A Trustee is required to attend

(a) an official meeting of a member entity of which the Trustee is an appointed or elected official; or an assigned meeting, duty, or task of such entity;

(b) an official meeting of the Alaska Municipal League, and the Trustee is an officer or director thereof;

(c) a meeting or other business commitment of the AML/JIA that has been assigned by the Board;

(d) an overriding personal commitment or necessity.

A Trustee who has made reasonable efforts to attend a meeting but is prevented from doing so by weather or transportation-related difficulties, and who is not in a position to attend telephonically, shall not be deemed to have been absent for these purposes.

2.9.3 Substantiation of Excuse. In all cases of absence, it shall be the responsibility of the individual Trustee to provide the necessary information to substantiate his or her request to be excused from the meeting.

3. Disclosure.

3.1 Disclosure Statement. Every applicant for appointment or reappointment as a Trustee shall submit a disclosure statement to the Executive Director prior to action on the appointment or reappointment.

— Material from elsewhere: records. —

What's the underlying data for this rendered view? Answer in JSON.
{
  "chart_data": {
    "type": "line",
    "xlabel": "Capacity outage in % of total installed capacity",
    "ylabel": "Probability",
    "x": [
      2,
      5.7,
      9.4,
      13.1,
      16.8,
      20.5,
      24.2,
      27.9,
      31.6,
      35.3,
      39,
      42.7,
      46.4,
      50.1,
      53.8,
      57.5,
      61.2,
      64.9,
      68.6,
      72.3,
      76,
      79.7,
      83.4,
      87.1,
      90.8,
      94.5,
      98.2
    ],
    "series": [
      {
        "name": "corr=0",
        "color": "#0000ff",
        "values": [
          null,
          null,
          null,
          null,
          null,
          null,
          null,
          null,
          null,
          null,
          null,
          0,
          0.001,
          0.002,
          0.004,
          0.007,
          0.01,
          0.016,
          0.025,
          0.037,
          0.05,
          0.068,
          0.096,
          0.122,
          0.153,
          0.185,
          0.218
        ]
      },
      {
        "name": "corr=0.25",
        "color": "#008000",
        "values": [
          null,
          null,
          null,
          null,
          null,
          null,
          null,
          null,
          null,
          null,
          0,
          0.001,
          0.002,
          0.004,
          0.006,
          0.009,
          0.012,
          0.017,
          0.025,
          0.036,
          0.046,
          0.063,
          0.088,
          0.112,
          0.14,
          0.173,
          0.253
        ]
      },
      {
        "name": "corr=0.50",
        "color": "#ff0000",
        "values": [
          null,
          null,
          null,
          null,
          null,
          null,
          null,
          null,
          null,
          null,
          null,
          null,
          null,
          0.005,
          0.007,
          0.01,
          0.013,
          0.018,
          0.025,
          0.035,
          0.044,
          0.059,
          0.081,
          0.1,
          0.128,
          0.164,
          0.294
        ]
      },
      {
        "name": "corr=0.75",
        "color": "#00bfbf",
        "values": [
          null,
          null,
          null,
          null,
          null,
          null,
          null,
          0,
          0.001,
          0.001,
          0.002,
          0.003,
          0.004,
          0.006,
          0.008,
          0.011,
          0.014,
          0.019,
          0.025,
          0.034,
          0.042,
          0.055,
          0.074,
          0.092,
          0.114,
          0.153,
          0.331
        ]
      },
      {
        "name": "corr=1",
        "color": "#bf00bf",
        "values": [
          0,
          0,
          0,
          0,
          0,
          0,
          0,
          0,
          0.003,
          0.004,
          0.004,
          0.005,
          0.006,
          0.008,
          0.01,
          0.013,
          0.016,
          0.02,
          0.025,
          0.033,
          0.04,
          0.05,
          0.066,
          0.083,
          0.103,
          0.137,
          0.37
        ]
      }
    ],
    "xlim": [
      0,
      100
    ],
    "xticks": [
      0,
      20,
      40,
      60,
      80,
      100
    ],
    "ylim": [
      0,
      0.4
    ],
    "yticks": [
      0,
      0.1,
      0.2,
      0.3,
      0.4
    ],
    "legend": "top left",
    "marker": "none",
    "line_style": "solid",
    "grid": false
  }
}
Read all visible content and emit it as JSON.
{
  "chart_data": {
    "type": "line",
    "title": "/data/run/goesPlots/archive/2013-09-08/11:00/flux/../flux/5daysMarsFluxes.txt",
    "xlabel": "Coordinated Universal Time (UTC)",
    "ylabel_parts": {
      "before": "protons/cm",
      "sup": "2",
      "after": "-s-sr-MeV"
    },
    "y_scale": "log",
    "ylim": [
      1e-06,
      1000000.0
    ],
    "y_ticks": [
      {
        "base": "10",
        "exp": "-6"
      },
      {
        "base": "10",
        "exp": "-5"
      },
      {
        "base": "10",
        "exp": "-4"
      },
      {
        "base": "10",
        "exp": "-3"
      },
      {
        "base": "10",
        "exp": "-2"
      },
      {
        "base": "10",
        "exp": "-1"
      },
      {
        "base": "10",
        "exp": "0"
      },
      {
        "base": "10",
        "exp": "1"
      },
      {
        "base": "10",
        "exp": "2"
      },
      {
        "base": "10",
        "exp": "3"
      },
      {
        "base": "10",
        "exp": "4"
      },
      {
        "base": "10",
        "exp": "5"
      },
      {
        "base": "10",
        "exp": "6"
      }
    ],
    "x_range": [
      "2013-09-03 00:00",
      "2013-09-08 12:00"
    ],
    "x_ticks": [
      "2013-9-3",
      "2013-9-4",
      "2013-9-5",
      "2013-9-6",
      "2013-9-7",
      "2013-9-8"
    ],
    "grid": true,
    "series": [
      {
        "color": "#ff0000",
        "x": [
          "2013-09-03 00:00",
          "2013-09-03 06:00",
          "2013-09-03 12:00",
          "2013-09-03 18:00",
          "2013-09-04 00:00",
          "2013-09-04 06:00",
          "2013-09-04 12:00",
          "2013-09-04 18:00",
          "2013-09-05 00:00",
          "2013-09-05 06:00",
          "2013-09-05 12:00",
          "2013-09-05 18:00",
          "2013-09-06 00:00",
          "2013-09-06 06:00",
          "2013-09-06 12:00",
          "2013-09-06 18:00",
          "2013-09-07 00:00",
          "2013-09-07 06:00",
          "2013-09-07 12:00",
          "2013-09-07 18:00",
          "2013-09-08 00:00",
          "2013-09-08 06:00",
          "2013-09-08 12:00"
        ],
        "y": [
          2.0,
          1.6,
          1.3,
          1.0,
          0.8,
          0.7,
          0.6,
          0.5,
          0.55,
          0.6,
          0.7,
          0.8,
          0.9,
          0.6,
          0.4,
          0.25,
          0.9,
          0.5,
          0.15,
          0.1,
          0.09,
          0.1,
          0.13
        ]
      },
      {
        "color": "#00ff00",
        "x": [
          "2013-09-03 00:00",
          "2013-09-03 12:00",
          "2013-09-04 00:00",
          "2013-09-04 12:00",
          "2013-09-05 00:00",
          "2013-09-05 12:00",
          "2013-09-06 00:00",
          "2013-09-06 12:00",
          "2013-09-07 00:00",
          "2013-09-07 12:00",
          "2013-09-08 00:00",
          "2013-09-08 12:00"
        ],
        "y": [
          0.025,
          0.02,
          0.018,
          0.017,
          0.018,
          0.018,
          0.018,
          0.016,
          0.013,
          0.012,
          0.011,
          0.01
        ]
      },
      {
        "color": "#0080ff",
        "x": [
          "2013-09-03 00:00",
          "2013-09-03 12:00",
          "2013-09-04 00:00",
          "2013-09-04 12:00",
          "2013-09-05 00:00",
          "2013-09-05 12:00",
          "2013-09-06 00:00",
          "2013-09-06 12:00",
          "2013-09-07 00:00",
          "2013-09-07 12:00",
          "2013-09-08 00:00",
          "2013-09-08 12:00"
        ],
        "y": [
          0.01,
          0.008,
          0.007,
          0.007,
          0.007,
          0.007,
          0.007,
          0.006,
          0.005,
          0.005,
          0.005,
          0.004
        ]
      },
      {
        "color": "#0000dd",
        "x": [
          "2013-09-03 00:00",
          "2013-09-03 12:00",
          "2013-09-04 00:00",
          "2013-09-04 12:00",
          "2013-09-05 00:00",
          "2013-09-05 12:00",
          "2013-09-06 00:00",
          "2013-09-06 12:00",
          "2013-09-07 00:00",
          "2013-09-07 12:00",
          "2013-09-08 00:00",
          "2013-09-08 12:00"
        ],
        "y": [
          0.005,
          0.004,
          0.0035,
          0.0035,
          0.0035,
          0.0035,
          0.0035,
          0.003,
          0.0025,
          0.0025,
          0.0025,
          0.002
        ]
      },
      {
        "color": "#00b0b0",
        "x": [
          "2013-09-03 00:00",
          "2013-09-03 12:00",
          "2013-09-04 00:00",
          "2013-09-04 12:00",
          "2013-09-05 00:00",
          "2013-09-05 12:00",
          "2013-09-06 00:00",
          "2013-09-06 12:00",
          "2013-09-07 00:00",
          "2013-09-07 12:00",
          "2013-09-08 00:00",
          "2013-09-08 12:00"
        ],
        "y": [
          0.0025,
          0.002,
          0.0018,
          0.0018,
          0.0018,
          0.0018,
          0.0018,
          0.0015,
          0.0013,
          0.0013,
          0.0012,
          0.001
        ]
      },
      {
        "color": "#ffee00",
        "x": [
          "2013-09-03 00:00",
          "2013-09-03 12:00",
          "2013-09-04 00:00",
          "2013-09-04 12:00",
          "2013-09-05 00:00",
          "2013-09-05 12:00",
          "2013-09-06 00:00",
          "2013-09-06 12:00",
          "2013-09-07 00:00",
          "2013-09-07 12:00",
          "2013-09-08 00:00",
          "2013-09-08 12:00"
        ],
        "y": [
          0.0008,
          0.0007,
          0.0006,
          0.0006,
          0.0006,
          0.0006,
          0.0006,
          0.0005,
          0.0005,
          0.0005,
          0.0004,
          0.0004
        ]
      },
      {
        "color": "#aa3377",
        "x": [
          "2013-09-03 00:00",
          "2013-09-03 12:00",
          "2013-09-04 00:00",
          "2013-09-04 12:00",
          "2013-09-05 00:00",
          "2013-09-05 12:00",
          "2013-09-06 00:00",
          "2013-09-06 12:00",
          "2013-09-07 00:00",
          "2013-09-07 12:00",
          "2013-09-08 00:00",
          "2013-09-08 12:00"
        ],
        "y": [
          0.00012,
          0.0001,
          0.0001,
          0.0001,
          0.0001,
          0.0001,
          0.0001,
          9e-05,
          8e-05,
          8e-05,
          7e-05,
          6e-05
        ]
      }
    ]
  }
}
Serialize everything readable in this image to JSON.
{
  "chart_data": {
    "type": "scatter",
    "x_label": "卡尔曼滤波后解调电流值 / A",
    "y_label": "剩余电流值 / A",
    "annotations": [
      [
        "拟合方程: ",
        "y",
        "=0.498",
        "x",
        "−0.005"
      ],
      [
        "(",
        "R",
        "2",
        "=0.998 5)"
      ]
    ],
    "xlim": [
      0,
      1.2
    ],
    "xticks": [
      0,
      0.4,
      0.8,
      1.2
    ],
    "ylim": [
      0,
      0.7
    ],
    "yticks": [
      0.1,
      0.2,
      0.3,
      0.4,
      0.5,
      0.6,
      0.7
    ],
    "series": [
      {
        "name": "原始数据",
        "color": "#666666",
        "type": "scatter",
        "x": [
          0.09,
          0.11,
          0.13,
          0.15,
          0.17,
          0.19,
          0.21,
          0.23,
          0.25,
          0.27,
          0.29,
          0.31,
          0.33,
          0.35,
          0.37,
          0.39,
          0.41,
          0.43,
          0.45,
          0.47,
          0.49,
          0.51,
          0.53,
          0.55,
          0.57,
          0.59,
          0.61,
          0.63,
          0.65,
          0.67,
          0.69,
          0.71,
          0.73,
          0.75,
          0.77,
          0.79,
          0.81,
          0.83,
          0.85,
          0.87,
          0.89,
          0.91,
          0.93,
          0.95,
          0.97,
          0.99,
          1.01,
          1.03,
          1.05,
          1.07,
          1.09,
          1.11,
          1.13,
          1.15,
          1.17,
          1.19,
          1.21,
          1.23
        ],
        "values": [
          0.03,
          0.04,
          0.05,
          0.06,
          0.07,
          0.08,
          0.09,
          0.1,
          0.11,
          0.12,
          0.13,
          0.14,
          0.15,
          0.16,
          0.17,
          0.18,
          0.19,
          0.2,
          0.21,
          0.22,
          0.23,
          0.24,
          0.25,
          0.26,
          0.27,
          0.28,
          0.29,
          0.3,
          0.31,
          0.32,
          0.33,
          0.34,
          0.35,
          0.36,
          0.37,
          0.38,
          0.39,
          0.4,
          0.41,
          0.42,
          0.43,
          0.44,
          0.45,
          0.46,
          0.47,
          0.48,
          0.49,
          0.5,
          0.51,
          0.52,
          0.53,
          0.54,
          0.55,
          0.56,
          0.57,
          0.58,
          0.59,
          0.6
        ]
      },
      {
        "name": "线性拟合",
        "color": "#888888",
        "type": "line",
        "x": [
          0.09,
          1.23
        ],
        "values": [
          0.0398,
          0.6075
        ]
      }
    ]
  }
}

Intentional failure to disclose any actual or potential conflict of interest shall be treated as a violation of this Code and dealt with according to the procedures stated below.

4. Complaints.

4.1 Complaint. If an authorized representative of a member, a Trustee, or the Executive Director of the corporation believes a violation of applicable legal or ethical standard has occurred, such person may file a complaint with the Chairman of the Board (or vice-chair in the event that the Chair is not available or is disqualified. Throughout the rest of this section, such person is referred to as “the Chair”). A complaint must be in writing, be signed by the complaining party, and contain a clear statement of the details of the alleged violation.

4.2 Initial Review. The Chair shall review each complaint to determine whether it is properly completed and contains allegations which, if true, would constitute conduct in violation of the Code or applicable standards. The Chair may require the complainant to provide additional information before accepting the complaint. If the Chair determines that the allegations in the complaint do not warrant an investigation, the Chair shall dismiss the complaint with notice to the complainant and to the Trustee who was the subject of the complaint.

4.3 Investigation. If the Chair accepts a complaint for investigation, he or she shall serve a copy of the complaint upon the subject of the complaint, for a response. The Trustee charged with the violation shall, within 14 calendar days of receiving the notice, respond in writing by disclosing all facts and circumstances pertaining to the alleged violation. An omission or misstatement of a material fact in response to the complaint is a violation of this Code. Failure to answer within the prescribed time may be considered an admission of the allegations in the complaint, unless good cause can be shown. The Chair shall submit all relevant information to the Board of Trustees.

4.4 Determination by Trustees. The Board of Trustees shall meet, either in person or telephonically, to make a determination within 21 days of receiving the Trustee’s response, if any. If the Trustee fails to respond to the complaint within the prescribed time period, the Board of Trustees shall make a determination with all of the information available to it. The full Board shall (i) consider the matter, including the record and all materials submitted to the Chair and supplemental materials or other relevant information that the Trustee or complaining party may wish to provide; and (ii) issue a final written decision not later than 30 days after the meeting held for that purpose.